Für Heidrun Suchalla in Neuhaus ist die Alte Bargener Straße ein Stück Lebensgeschichte. „In meiner Kindheit fuhren dort die Autos, das war die Straße vom Grenzort Bargen in der Schweiz nach Deutschland, da stand das Zollamt noch in Neuhaus, wo heute der Wanderparkplatz ist.“
Aufgewachsen in Neuhaus
Die bald 62-jährige Frau wuchs zusammen mit ihrer Schwester Linda Fleischer in dem Gebäude unmittelbar neben der alten Bargener Straße auf. Für die Kinder bedeuteten die vielen Fahrzeuge eine Gefahr, das wussten auch die Eltern und dort wohnenden Großeltern: „Wenn wir im Sommer im Hof waren, hat uns unsere Großmutter immer die Schuhe ausgezogen, weil wir barfuß nicht so schnell über den steinigen Hof rennen konnten.“

Eine Situation wie jetzt, wo die Grenze geschlossen ist, habe sie noch nicht erlebt, sagt Heidrun Suchalla. Am Schweizer Zollamt Bargen wird nur noch der Warenverkehr abgefertigt, sonst ist der Grenzübergang dort geschlossen, selbst für deutsche Pendler in die Schweiz.

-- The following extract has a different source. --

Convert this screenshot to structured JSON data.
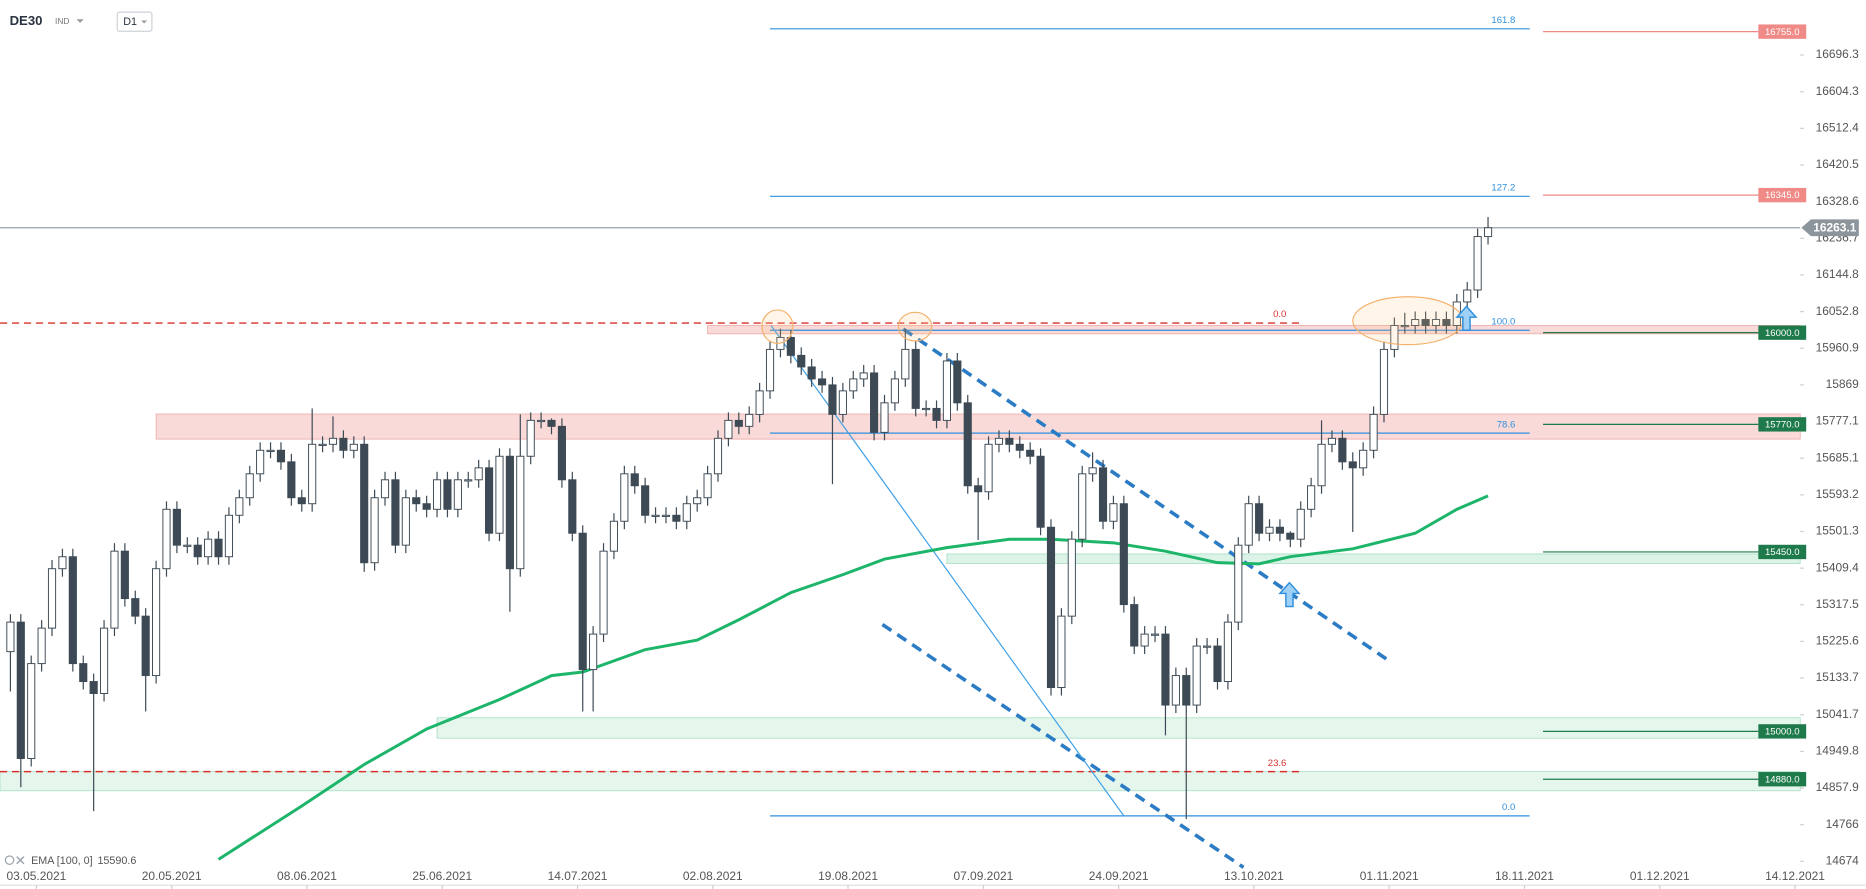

Ruhiger auf der vorbeiführenden Straße war es in ihrer Kindheit schon geworden, als in den 1960er Jahren dann circa 500 Meter nördlich von ihrem Gebäude die neue B 27 gebaut wurde und dort ein neues, größeres Zollgebäude, wo es auch heute noch steht. Die frühere Durchgangsstraße wurde zu einem Nebenweg mit einer einfachen Schranke, gerne benutzt von Radfahrern und Fußgängern. Jetzt versperrt dort vier Meter weiter ein Metallzaun den Weg. Es sei komisch, schildert Suchalla.
Ein paar Hundert Meter hinter dem Ortsende von Neuhaus lägen an der alten Bargener Straße zwei Schweizer Aussiedlerhöfe von Bargen. Eine der beiden Landwirtinnen dort stamme aus Neuhaus und habe drei Kinder: Die Mutter der Landwirtin könne ihre Tochter und die Enkel derzeit nicht besuchen. Ab und zu gehe die Frau aus Neuhaus hoch an die Schranke, ihre Tochter komme mit den Enkeln von der anderen Seite, dann würden sie sich über die paar Meter Entfernung unterhalten.
Die Menschen im deutschen Grenzort sind vorsichtig geworden. Bei Grenzübertritten drohten im Nachbarland saftige Strafen. „Wenn wir den Grenzweg von Neuhaus Richtung Wiechs am Randen gehen, sehen wir die historischen Grenzsteine zwischen dem früheren Großherzogtum Baden mit dem Buchstaben GB und dem Canton Schaffhausen mit den Buchstaben CS. Wir trauen uns nicht, auf Schweizer Gebiet zu gehen, die Strafen sind empfindlich.“
Grenzsteine
In Neuhaus sei die Rede, dass Schweizer Grenzwachtbeamte einem Fußgänger, der über die grüne Grenze kam, einen satten vierstelligen Betrag abgenommen hätten. Das passt zu Aussagen von Klaus Schultheiß, dem früheren Ortsvorsteher von Wiechs am Randen, der wusste: „Das kostet gleich mal einige Tausend Franken.“
Bis mindestens 15. Mai sind die Grenzübergänge zu den deutschen Nachbarländern geschlossen. In Neuhaus hofft man wie andernorts auch, dass dann wieder Lockerungen folgen. Ein Bewohner aus Neuhaus arbeite in Schaffhausen. Normalerweise dauere die Anfahrt 15 Minuten, erklärt Heidrun Suchalla, derzeit müsse er über Bietingen fahren und sei eine Dreiviertelstunde unterwegs.